Noah must have understood how important waiting on God was.  He worked 120 years to build a boat…stayed in it over a year as God destroyed the Earth….and then waited to hear God tell him it was time for him to leave the safe haven of the ark.  And as soon as he left that ark…he went straight to the task of thanking God.  He built an altar and gave praises to the one who saw his love for God…and rewarded him with more life….who had spared even his family…who had given an amazing personal encounter with every creature God had created.

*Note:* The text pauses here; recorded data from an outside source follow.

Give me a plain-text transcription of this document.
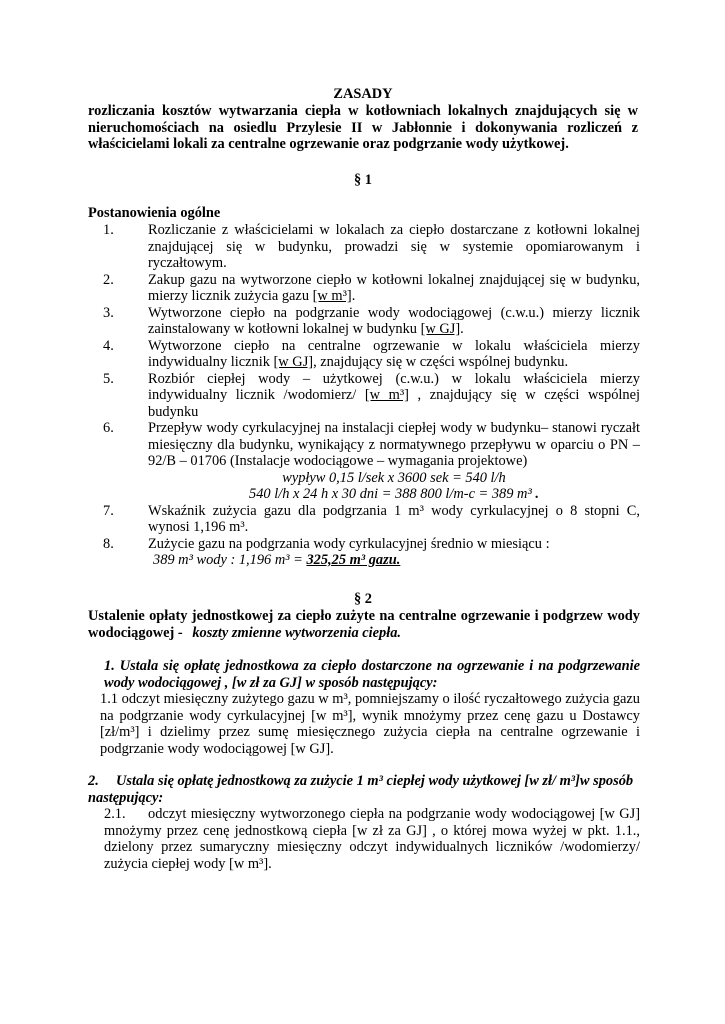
ZASADY
rozliczania kosztów wytwarzania ciepła w kotłowniach lokalnych znajdujących się w nieruchomościach na osiedlu Przylesie II w Jabłonnie i dokonywania rozliczeń z właścicielami lokali za centralne ogrzewanie oraz podgrzanie wody użytkowej.
§ 1
Postanowienia ogólne
1. Rozliczanie z właścicielami w lokalach za ciepło dostarczane z kotłowni lokalnej znajdującej się w budynku, prowadzi się w systemie opomiarowanym i ryczałtowym.
2. Zakup gazu na wytworzone ciepło w kotłowni lokalnej znajdującej się w budynku, mierzy licznik zużycia gazu [w m³].
3. Wytworzone ciepło na podgrzanie wody wodociągowej (c.w.u.) mierzy licznik zainstalowany w kotłowni lokalnej w budynku [w GJ].
4. Wytworzone ciepło na centralne ogrzewanie w lokalu właściciela mierzy indywidualny licznik [w GJ], znajdujący się w części wspólnej budynku.
5. Rozbiór ciepłej wody – użytkowej (c.w.u.) w lokalu właściciela mierzy indywidualny licznik /wodomierz/ [w m³] , znajdujący się w części wspólnej budynku
6. Przepływ wody cyrkulacyjnej na instalacji ciepłej wody w budynku– stanowi ryczałt miesięczny dla budynku, wynikający z normatywnego przepływu w oparciu o PN – 92/B – 01706 (Instalacje wodociągowe – wymagania projektowe)
wypływ 0,15 l/sek x 3600 sek = 540 l/h
540 l/h x 24 h x 30 dni = 388 800 l/m-c = 389 m³ .
7. Wskaźnik zużycia gazu dla podgrzania 1 m³ wody cyrkulacyjnej o 8 stopni C, wynosi 1,196 m³.
8. Zużycie gazu na podgrzania wody cyrkulacyjnej średnio w miesiącu :
389 m³ wody : 1,196 m³ = 325,25 m³ gazu.
§ 2
Ustalenie opłaty jednostkowej za ciepło zużyte na centralne ogrzewanie i podgrzew wody wodociągowej - koszty zmienne wytworzenia ciepła.
1. Ustala się opłatę jednostkowa za ciepło dostarczone na ogrzewanie i na podgrzewanie wody wodociągowej , [w zł za GJ] w sposób następujący:
1.1 odczyt miesięczny zużytego gazu w m³, pomniejszamy o ilość ryczałtowego zużycia gazu na podgrzanie wody cyrkulacyjnej [w m³], wynik mnożymy przez cenę gazu u Dostawcy [zł/m³] i dzielimy przez sumę miesięcznego zużycia ciepła na centralne ogrzewanie i podgrzanie wody wodociągowej [w GJ].
2. Ustala się opłatę jednostkową za zużycie 1 m³ ciepłej wody użytkowej [w zł/ m³]w sposób następujący:
2.1. odczyt miesięczny wytworzonego ciepła na podgrzanie wody wodociągowej [w GJ] mnożymy przez cenę jednostkową ciepła [w zł za GJ] , o której mowa wyżej w pkt. 1.1., dzielony przez sumaryczny miesięczny odczyt indywidualnych liczników /wodomierzy/ zużycia ciepłej wody [w m³].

Noah stopped to thank God for all he had done…and worship him for just being God…I guess that is the reason God saw Noah as a righteous person…Noah realized that God was in control…and was obedient to him in all that he did…no matter what the task…no matter how long it took to complete it.

Forgive me father for needing so many reminders that you are in control of my life…and that everything that has happened to me is part of a big plan that you are weaving.  Help me be more like Noah…finding my strength to wait from you…asking no questions…just doing what you give me to do…and doing it as long as you ask me to do it…not matter how hard..no matter how much pain and sorrow it brings to my heart.  Give me a heart that wants to build you an altar…and stop and give thanks for all that has happened in my life…and learn to wait on you…as you send the winds to calm my storms …as you work around the messes I made when I ran ahead of you.  Help me find joy in everything….help me to look for you and find the peace that will guide me to the end of this journey you have mapped out for me. Amen.